PAP Image Seloloving Wikimedia CommonsThe PAP has been compelled to respond to the upsurge of social and political tensions / Image: Seloloving Wikimedia Commons

Inequality is making itself felt in all areas of life, as shown by a recent survey in which almost 50 percent of respondents reported that they felt that class, not race or religion, is Singapore’s most divisive fault line. We should bear in mind that this is in a country where only 35 percent of the population identify as ‘Singaporean’ first and foremost, above their ethnic identity. This is finding an expression in the electoral gains of the Workers Party of Singapore (WPS), which became the main opposition party to the rule of the PAP after 2011. While claiming to fight for socialism in its manifesto, the WPS has a half-hearted reformist platform of Keynesian interventionism that is completely unable to address the unfolding capitalist crisis.

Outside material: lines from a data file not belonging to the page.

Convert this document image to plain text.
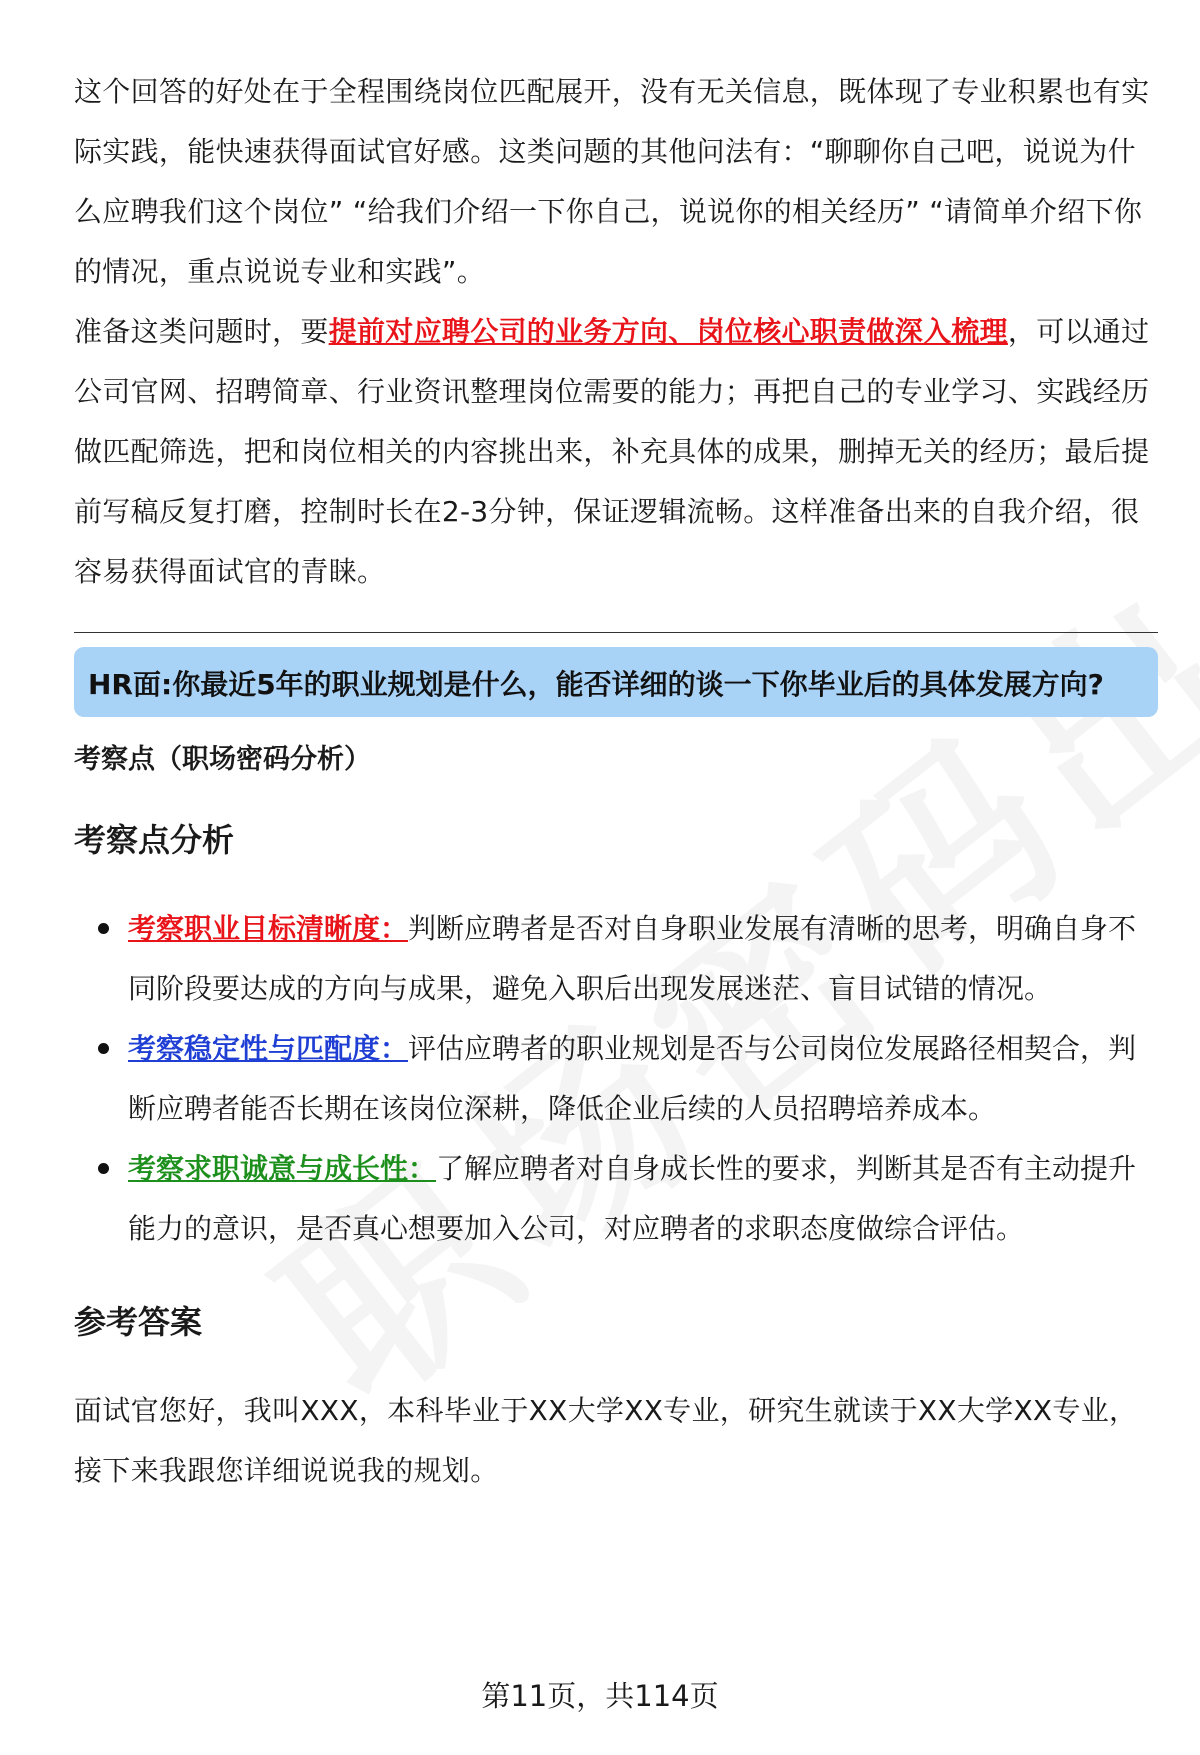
这个回答的好处在于全程围绕岗位匹配展开，没有无关信息，既体现了专业积累也有实际实践，能快速获得面试官好感。这类问题的其他问法有：“聊聊你自己吧，说说为什么应聘我们这个岗位” “给我们介绍一下你自己，说说你的相关经历” “请简单介绍下你的情况，重点说说专业和实践”。

准备这类问题时，要提前对应聘公司的业务方向、岗位核心职责做深入梳理，可以通过公司官网、招聘简章、行业资讯整理岗位需要的能力；再把自己的专业学习、实践经历做匹配筛选，把和岗位相关的内容挑出来，补充具体的成果，删掉无关的经历；最后提前写稿反复打磨，控制时长在2-3分钟，保证逻辑流畅。这样准备出来的自我介绍，很容易获得面试官的青睐。

HR面:你最近5年的职业规划是什么，能否详细的谈一下你毕业后的具体发展方向?
考察点（职场密码分析）
考察点分析
考察职业目标清晰度：判断应聘者是否对自身职业发展有清晰的思考，明确自身不同阶段要达成的方向与成果，避免入职后出现发展迷茫、盲目试错的情况。
考察稳定性与匹配度：评估应聘者的职业规划是否与公司岗位发展路径相契合，判断应聘者能否长期在该岗位深耕，降低企业后续的人员招聘培养成本。
考察求职诚意与成长性：了解应聘者对自身成长性的要求，判断其是否有主动提升能力的意识，是否真心想要加入公司，对应聘者的求职态度做综合评估。
参考答案

面试官您好，我叫XXX，本科毕业于XX大学XX专业，研究生就读于XX大学XX专业，接下来我跟您详细说说我的规划。

第11页，共114页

To overcome the barbarity of capitalism and ensure a life of dignity to all the people of the region, including the hundreds of thousands of migrant workers that keep Singapore running, the working class must develop class-independent organisations fighting for a genuine socialist programme that strives to unite all workers across racial and religious lines.

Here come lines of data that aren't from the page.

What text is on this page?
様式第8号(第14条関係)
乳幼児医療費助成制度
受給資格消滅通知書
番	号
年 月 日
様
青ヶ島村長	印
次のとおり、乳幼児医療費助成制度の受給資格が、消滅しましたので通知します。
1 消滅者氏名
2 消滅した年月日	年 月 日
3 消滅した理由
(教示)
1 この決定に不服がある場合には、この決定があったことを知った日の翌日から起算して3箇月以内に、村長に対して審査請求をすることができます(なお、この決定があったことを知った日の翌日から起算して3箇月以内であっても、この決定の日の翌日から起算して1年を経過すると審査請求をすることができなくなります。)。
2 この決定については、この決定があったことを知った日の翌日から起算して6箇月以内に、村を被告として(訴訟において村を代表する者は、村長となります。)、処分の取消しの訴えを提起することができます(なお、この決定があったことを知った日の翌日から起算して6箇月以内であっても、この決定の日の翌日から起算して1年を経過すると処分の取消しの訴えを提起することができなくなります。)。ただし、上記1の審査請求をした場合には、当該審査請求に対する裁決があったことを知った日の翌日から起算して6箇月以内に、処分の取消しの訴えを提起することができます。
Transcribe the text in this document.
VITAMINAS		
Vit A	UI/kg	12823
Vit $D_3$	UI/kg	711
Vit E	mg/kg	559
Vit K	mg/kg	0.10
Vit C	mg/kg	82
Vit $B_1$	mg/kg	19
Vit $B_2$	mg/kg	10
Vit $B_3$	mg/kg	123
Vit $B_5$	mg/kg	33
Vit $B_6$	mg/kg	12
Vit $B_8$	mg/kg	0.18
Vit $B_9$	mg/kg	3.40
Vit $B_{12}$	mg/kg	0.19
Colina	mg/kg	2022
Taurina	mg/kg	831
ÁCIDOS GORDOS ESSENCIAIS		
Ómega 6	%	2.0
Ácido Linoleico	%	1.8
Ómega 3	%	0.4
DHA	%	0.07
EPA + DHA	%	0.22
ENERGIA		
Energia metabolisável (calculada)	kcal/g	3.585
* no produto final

But it is not sufficient to limit the struggle to the confines of Singapore itself. The degree to which the coming battles of the Singaporean working class are victorious depends to a large degree on whether the movement can link up with the working class of Malaysia, and the rest of the SEA region. Only a farsighted Marxist leadership can ensure the overthrow of capitalism and imperialism once and for all and the formation of a Socialist Federation of South East Asia as part of a World Socialist Federation.